TL;DR: What's the fastest/most memory efficient way to convert all factor columns in a data.table to character columns?
To preface this, I have a suspicion that this question may be answered elsewhere I'm struggling to find anything definitive, so if anyone can point me in the right direction I'd appreciate that equally as much as an exhaustive answer.
I frequently need to convert all data.table factor columns to character columns. Having seen Matt Dowle suggest using set
for this very task like in the comment on this answer, I had assumed that that was the fastest/most efficient manner.
However, when I did some testing, I was surprised by the results. Methodology is as follows:
Test Data Generation
library(data.table)
set.seed(1234)
## Create a vector of 1 million 4 character strings
## with 456,976 possible unique values
DiverseSize <- 1e6
Diverse <- paste0(sample(LETTERS,DiverseSize,replace = TRUE),
sample(letters,DiverseSize,replace = TRUE),
sample(letters,DiverseSize,replace = TRUE),
sample(letters,DiverseSize,replace = TRUE))
## Create a vector of 10 million single character strings
## with 26 possible unique values
CommonSize <- 1e7
Common <- sample(LETTERS,CommonSize,replace = TRUE)
## Mix them into a data.table columns, "x0" through "x9"

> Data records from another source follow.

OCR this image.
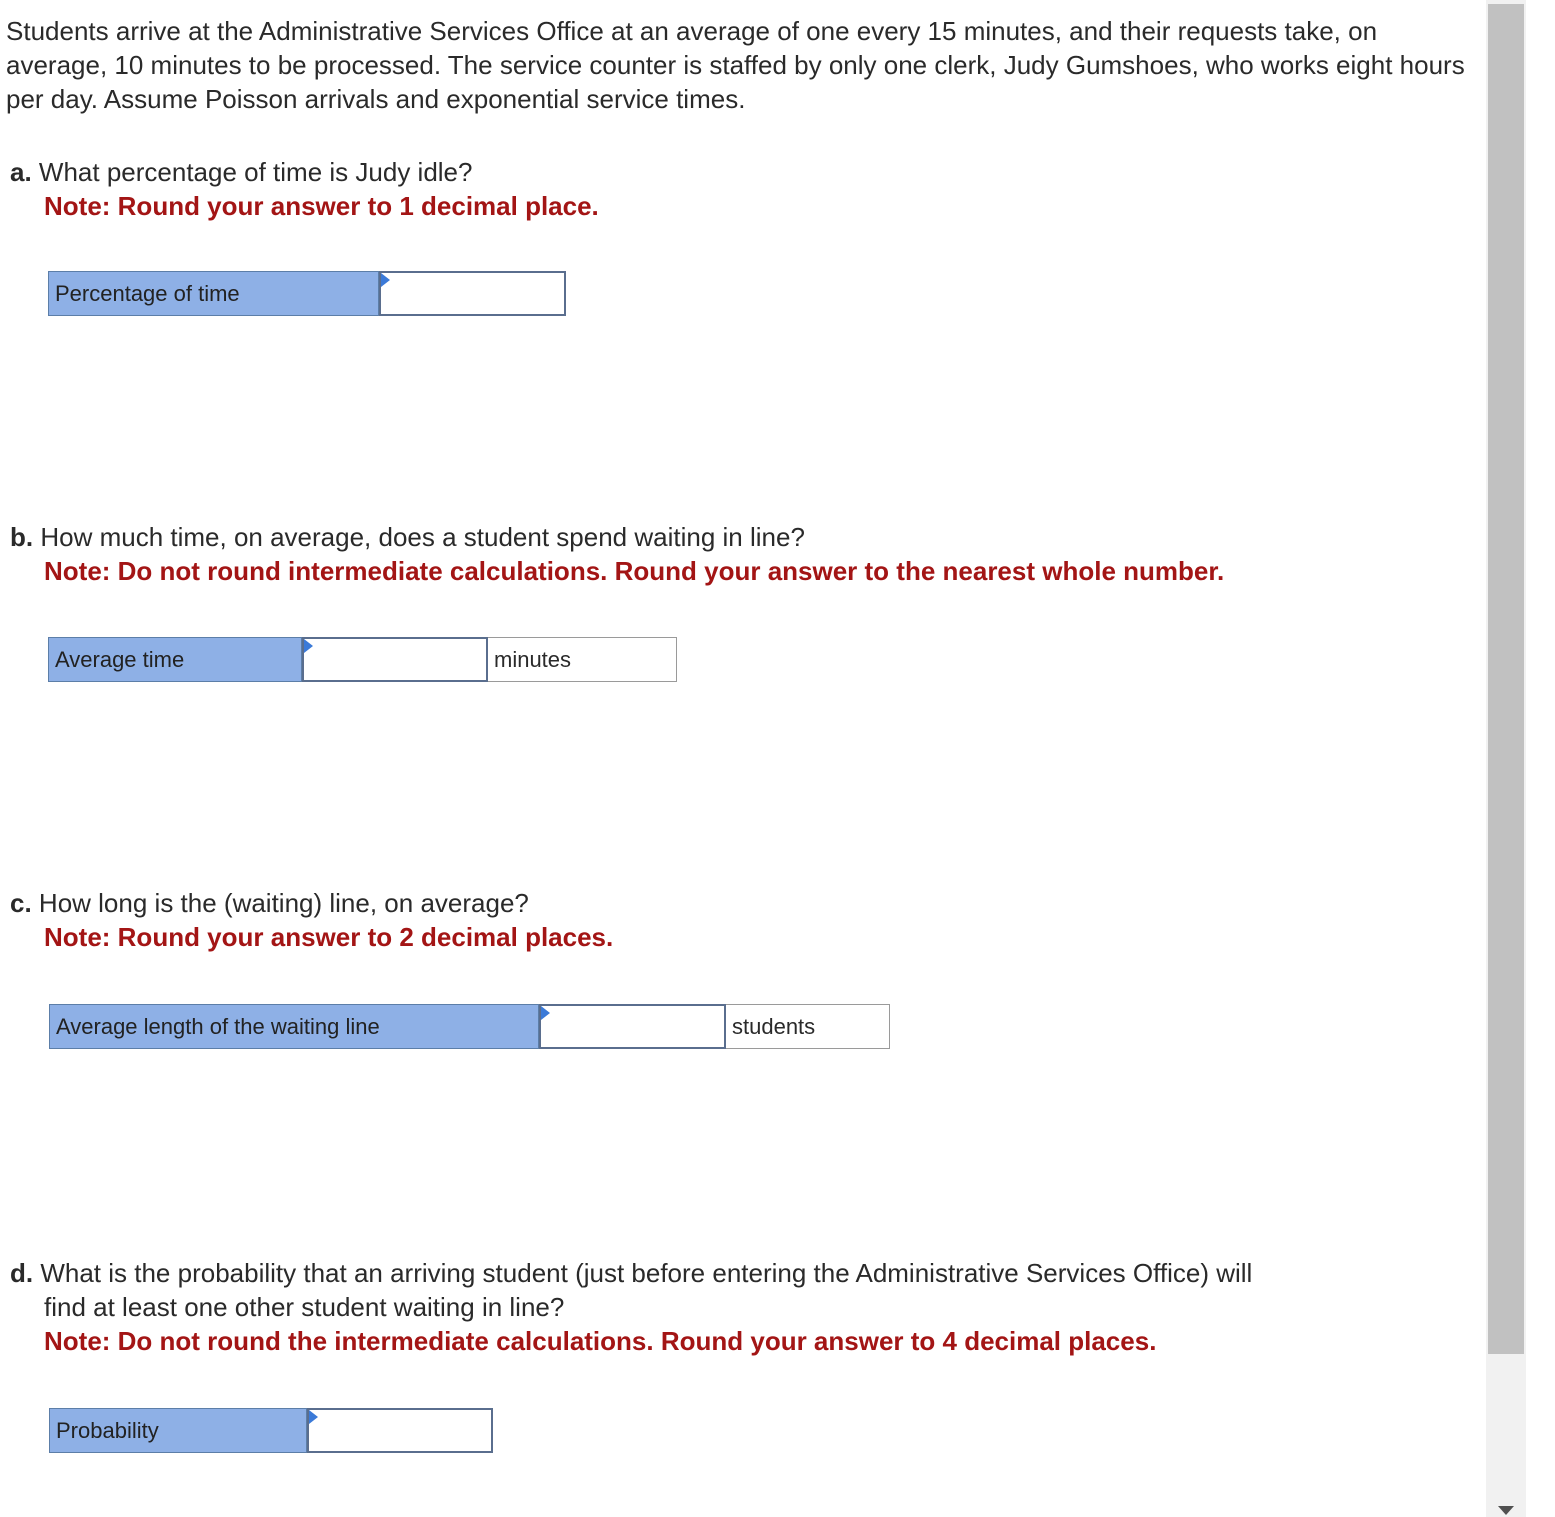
Students arrive at the Administrative Services Office at an average of one every 15 minutes, and their requests take, on average, 10 minutes to be processed. The service counter is staffed by only one clerk, Judy Gumshoes, who works eight hours per day. Assume Poisson arrivals and exponential service times.

a. What percentage of time is Judy idle?
Note: Round your answer to 1 decimal place.
Percentage of time
b. How much time, on average, does a student spend waiting in line?
Note: Do not round intermediate calculations. Round your answer to the nearest whole number.
Average time	minutes
c. How long is the (waiting) line, on average?
Note: Round your answer to 2 decimal places.
Average length of the waiting line	students
d. What is the probability that an arriving student (just before entering the Administrative Services Office) will
find at least one other student waiting in line?
Note: Do not round the intermediate calculations. Round your answer to 4 decimal places.
Probability
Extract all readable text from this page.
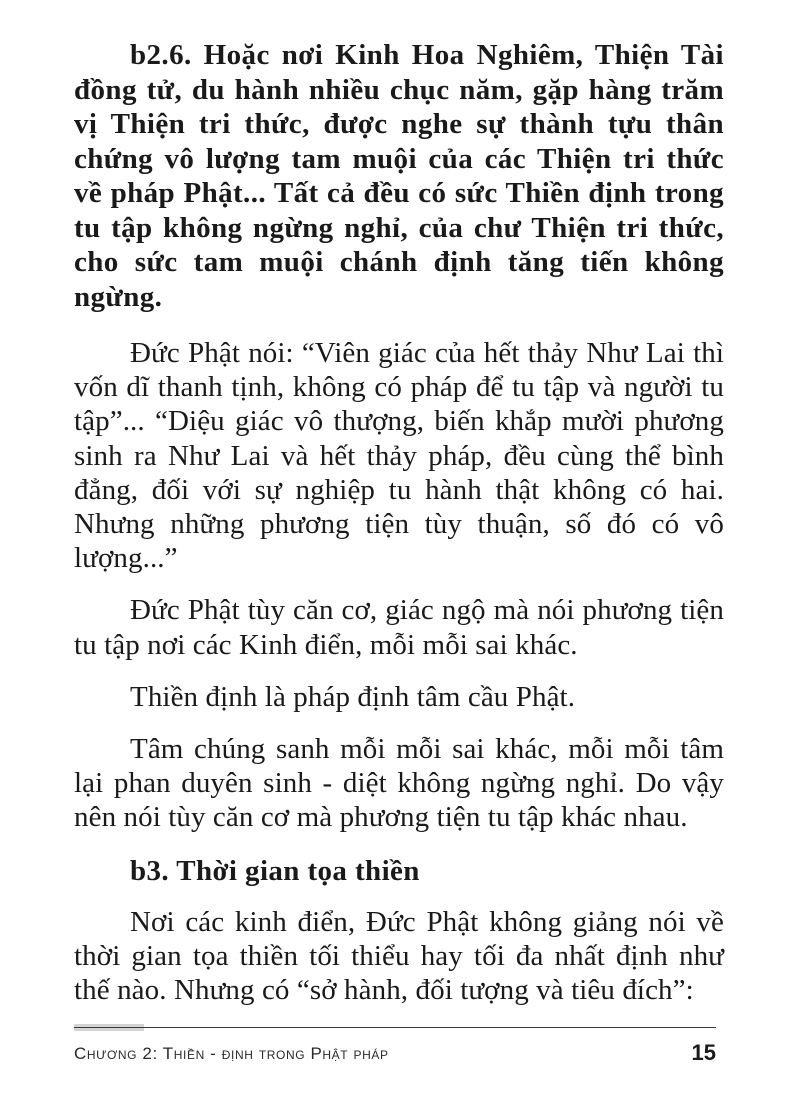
b2.6. Hoặc nơi Kinh Hoa Nghiêm, Thiện Tài đồng tử, du hành nhiều chục năm, gặp hàng trăm vị Thiện tri thức, được nghe sự thành tựu thân chứng vô lượng tam muội của các Thiện tri thức về pháp Phật... Tất cả đều có sức Thiền định trong tu tập không ngừng nghỉ, của chư Thiện tri thức, cho sức tam muội chánh định tăng tiến không ngừng.

Đức Phật nói: “Viên giác của hết thảy Như Lai thì vốn dĩ thanh tịnh, không có pháp để tu tập và người tu tập”... “Diệu giác vô thượng, biến khắp mười phương sinh ra Như Lai và hết thảy pháp, đều cùng thể bình đẳng, đối với sự nghiệp tu hành thật không có hai. Nhưng những phương tiện tùy thuận, số đó có vô lượng...”

Đức Phật tùy căn cơ, giác ngộ mà nói phương tiện tu tập nơi các Kinh điển, mỗi mỗi sai khác.

Thiền định là pháp định tâm cầu Phật.

Tâm chúng sanh mỗi mỗi sai khác, mỗi mỗi tâm lại phan duyên sinh - diệt không ngừng nghỉ. Do vậy nên nói tùy căn cơ mà phương tiện tu tập khác nhau.

b3. Thời gian tọa thiền

Nơi các kinh điển, Đức Phật không giảng nói về thời gian tọa thiền tối thiểu hay tối đa nhất định như thế nào. Nhưng có “sở hành, đối tượng và tiêu đích”:

Chương 2: Thiền - định trong Phật pháp	15
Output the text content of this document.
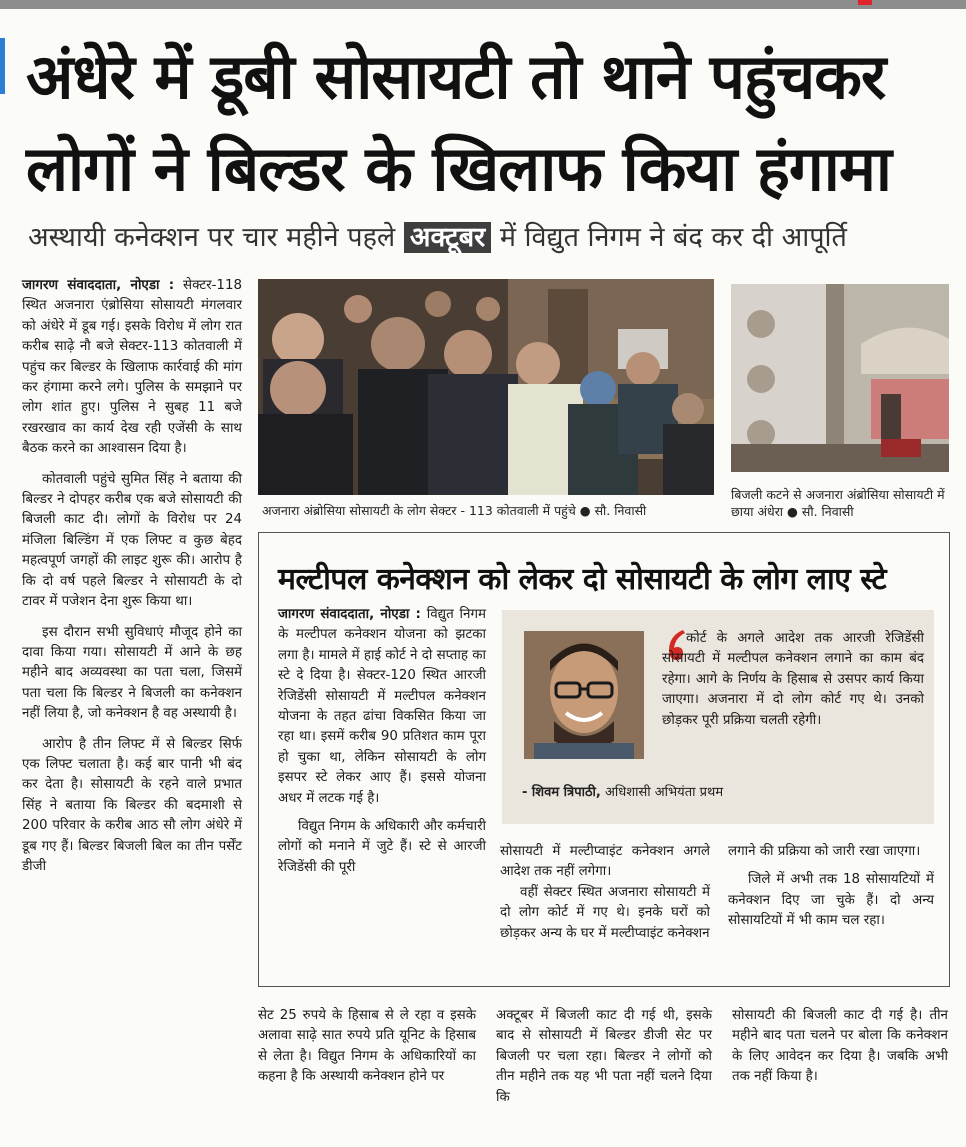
अंधेरे में डूबी सोसायटी तो थाने पहुंचकर
लोगों ने बिल्डर के खिलाफ किया हंगामा
अस्थायी कनेक्शन पर चार महीने पहले अक्टूबर में विद्युत निगम ने बंद कर दी आपूर्ति

जागरण संवाददाता, नोएडा : सेक्टर-118 स्थित अजनारा एंब्रोसिया सोसायटी मंगलवार को अंधेरे में डूब गई। इसके विरोध में लोग रात करीब साढ़े नौ बजे सेक्टर-113 कोतवाली में पहुंच कर बिल्डर के खिलाफ कार्रवाई की मांग कर हंगामा करने लगे। पुलिस के समझाने पर लोग शांत हुए। पुलिस ने सुबह 11 बजे रखरखाव का कार्य देख रही एजेंसी के साथ बैठक करने का आश्वासन दिया है।

कोतवाली पहुंचे सुमित सिंह ने बताया की बिल्डर ने दोपहर करीब एक बजे सोसायटी की बिजली काट दी। लोगों के विरोध पर 24 मंजिला बिल्डिंग में एक लिफ्ट व कुछ बेहद महत्वपूर्ण जगहों की लाइट शुरू की। आरोप है कि दो वर्ष पहले बिल्डर ने सोसायटी के दो टावर में पजेशन देना शुरू किया था।

इस दौरान सभी सुविधाएं मौजूद होने का दावा किया गया। सोसायटी में आने के छह महीने बाद अव्यवस्था का पता चला, जिसमें पता चला कि बिल्डर ने बिजली का कनेक्शन नहीं लिया है, जो कनेक्शन है वह अस्थायी है।

आरोप है तीन लिफ्ट में से बिल्डर सिर्फ एक लिफ्ट चलाता है। कई बार पानी भी बंद कर देता है। सोसायटी के रहने वाले प्रभात सिंह ने बताया कि बिल्डर की बदमाशी से 200 परिवार के करीब आठ सौ लोग अंधेरे में डूब गए हैं। बिल्डर बिजली बिल का तीन पर्सेंट डीजी

अजनारा अंब्रोसिया सोसायटी के लोग सेक्टर - 113 कोतवाली में पहुंचे ● सौ. निवासी
बिजली कटने से अजनारा अंब्रोसिया सोसायटी में छाया अंधेरा ● सौ. निवासी
मल्टीपल कनेक्शन को लेकर दो सोसायटी के लोग लाए स्टे

जागरण संवाददाता, नोएडा : विद्युत निगम के मल्टीपल कनेक्शन योजना को झटका लगा है। मामले में हाई कोर्ट ने दो सप्ताह का स्टे दे दिया है। सेक्टर-120 स्थित आरजी रेजिडेंसी सोसायटी में मल्टीपल कनेक्शन योजना के तहत ढांचा विकसित किया जा रहा था। इसमें करीब 90 प्रतिशत काम पूरा हो चुका था, लेकिन सोसायटी के लोग इसपर स्टे लेकर आए हैं। इससे योजना अधर में लटक गई है।

विद्युत निगम के अधिकारी और कर्मचारी लोगों को मनाने में जुटे हैं। स्टे से आरजी रेजिडेंसी की पूरी

कोर्ट के अगले आदेश तक आरजी रेजिडेंसी सोसायटी में मल्टीपल कनेक्शन लगाने का काम बंद रहेगा। आगे के निर्णय के हिसाब से उसपर कार्य किया जाएगा। अजनारा में दो लोग कोर्ट गए थे। उनको छोड़कर पूरी प्रक्रिया चलती रहेगी।
- शिवम त्रिपाठी, अधिशासी अभियंता प्रथम

सोसायटी में मल्टीप्वाइंट कनेक्शन अगले आदेश तक नहीं लगेगा।

वहीं सेक्टर स्थित अजनारा सोसायटी में दो लोग कोर्ट में गए थे। इनके घरों को छोड़कर अन्य के घर में मल्टीप्वाइंट कनेक्शन

लगाने की प्रक्रिया को जारी रखा जाएगा।

जिले में अभी तक 18 सोसायटियों में कनेक्शन दिए जा चुके हैं। दो अन्य सोसायटियों में भी काम चल रहा।

सेट 25 रुपये के हिसाब से ले रहा व इसके अलावा साढ़े सात रुपये प्रति यूनिट के हिसाब से लेता है। विद्युत निगम के अधिकारियों का कहना है कि अस्थायी कनेक्शन होने पर

अक्टूबर में बिजली काट दी गई थी, इसके बाद से सोसायटी में बिल्डर डीजी सेट पर बिजली पर चला रहा। बिल्डर ने लोगों को तीन महीने तक यह भी पता नहीं चलने दिया कि

सोसायटी की बिजली काट दी गई है। तीन महीने बाद पता चलने पर बोला कि कनेक्शन के लिए आवेदन कर दिया है। जबकि अभी तक नहीं किया है।
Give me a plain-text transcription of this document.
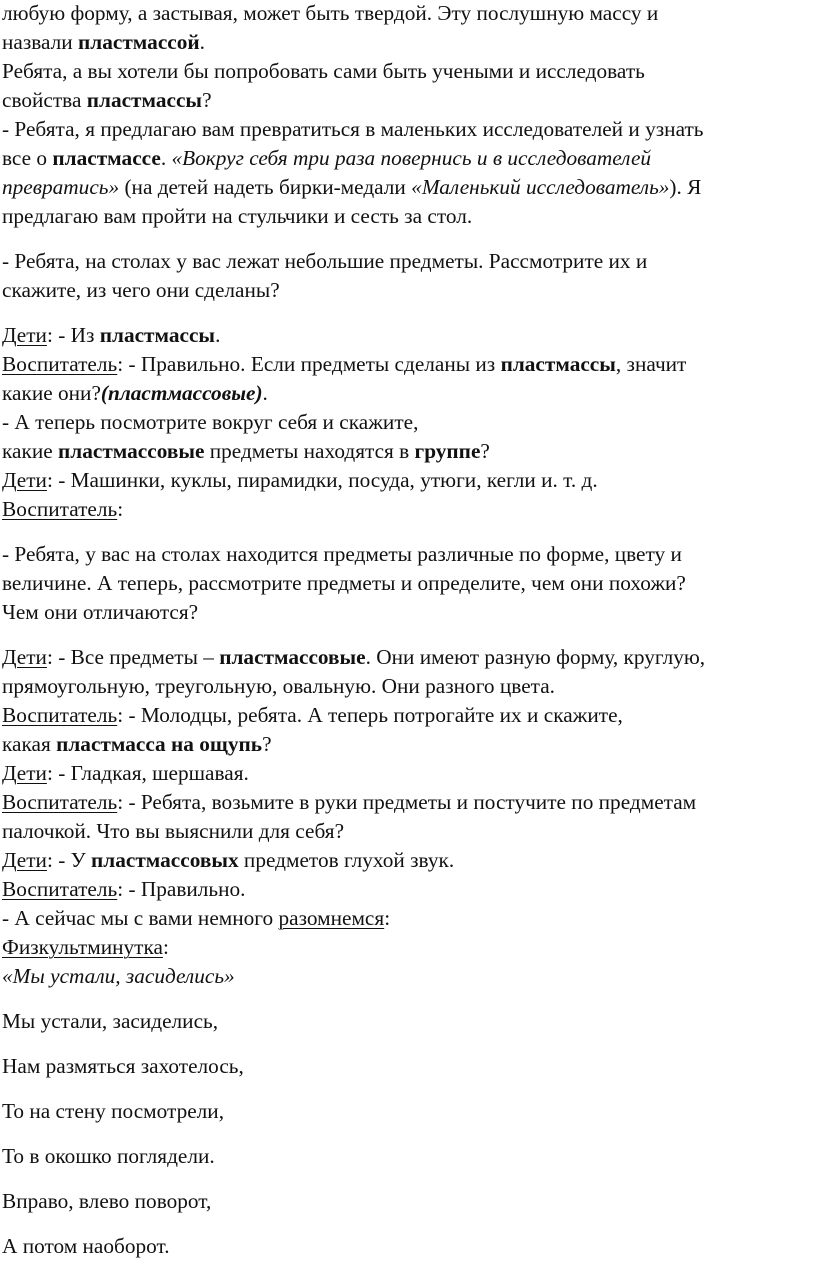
любую форму, а застывая, может быть твердой. Эту послушную массу и
назвали пластмассой.
Ребята, а вы хотели бы попробовать сами быть учеными и исследовать
свойства пластмассы?
- Ребята, я предлагаю вам превратиться в маленьких исследователей и узнать
все о пластмассе. «Вокруг себя три раза повернись и в исследователей
превратись» (на детей надеть бирки-медали «Маленький исследователь»). Я
предлагаю вам пройти на стульчики и сесть за стол.
- Ребята, на столах у вас лежат небольшие предметы. Рассмотрите их и
скажите, из чего они сделаны?
Дети: - Из пластмассы.
Воспитатель: - Правильно. Если предметы сделаны из пластмассы, значит
какие они?(пластмассовые).
- А теперь посмотрите вокруг себя и скажите,
какие пластмассовые предметы находятся в группе?
Дети: - Машинки, куклы, пирамидки, посуда, утюги, кегли и. т. д.
Воспитатель:
- Ребята, у вас на столах находится предметы различные по форме, цвету и
величине. А теперь, рассмотрите предметы и определите, чем они похожи?
Чем они отличаются?
Дети: - Все предметы – пластмассовые. Они имеют разную форму, круглую,
прямоугольную, треугольную, овальную. Они разного цвета.
Воспитатель: - Молодцы, ребята. А теперь потрогайте их и скажите,
какая пластмасса на ощупь?
Дети: - Гладкая, шершавая.
Воспитатель: - Ребята, возьмите в руки предметы и постучите по предметам
палочкой. Что вы выяснили для себя?
Дети: - У пластмассовых предметов глухой звук.
Воспитатель: - Правильно.
- А сейчас мы с вами немного разомнемся:
Физкультминутка:
«Мы устали, засиделись»
Мы устали, засиделись,
Нам размяться захотелось,
То на стену посмотрели,
То в окошко поглядели.
Вправо, влево поворот,
А потом наоборот.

DT_Original<- data.table(x0 = as.factor(sample(c(Diverse,Common),size = CommonSize + DiverseSize, replace = FALSE)),
x1 = as.factor(sample(c(Diverse,Common),size = CommonSize + DiverseSize, replace = FALSE)),
x2 = as.factor(sample(c(Diverse,Common),size = CommonSize + DiverseSize, replace = FALSE)),
x3 = as.factor(sample(c(Diverse,Common),size = CommonSize + DiverseSize, replace = FALSE)),
x4 = as.factor(sample(c(Diverse,Common),size = CommonSize + DiverseSize, replace = FALSE)),
x5 = as.factor(sample(c(Diverse,Common),size = CommonSize + DiverseSize, replace = FALSE)),
x6 = as.factor(sample(c(Diverse,Common),size = CommonSize + DiverseSize, replace = FALSE)),
x7 = as.factor(sample(c(Diverse,Common),size = CommonSize + DiverseSize, replace = FALSE)),
x8 = as.factor(sample(c(Diverse,Common),size = CommonSize + DiverseSize, replace = FALSE)),
x9 = as.factor(sample(c(Diverse,Common),size = CommonSize + DiverseSize, replace = FALSE)))
DT1 <- copy(DT_Original)
DT2 <- copy(DT_Original)
DT3 <- copy(DT_Original)
Functions
unfactorize <- function(df){
for(i in which(sapply(df, class) == "factor")) df[[i]] = as.character(df[[i]])
return(df)
}
set_unfactorize <- function(df){
for(col in names(df)[which(sapply(df, class) == "factor")]) set(df, j = col, value = as.character(df[[col]]))
}
Execution
I then profiled the following three statements using RStudio's built in profiling tools.
## Original
DT1 <- unfactorize(DT1)
## data.table::set version
set_unfactorize(DT2)
## Outside of function
for(col in names(DT3)[which(sapply(DT3, class) == "factor")]) set(DT3, j = col, value = as.character(DT3[[col]]))
Profiling Results
I was very surprised by the outcome-- the base R version seems to perform the fastest and use the least memory even though I would expect it to require a copy. Is this right, or am I missing something here?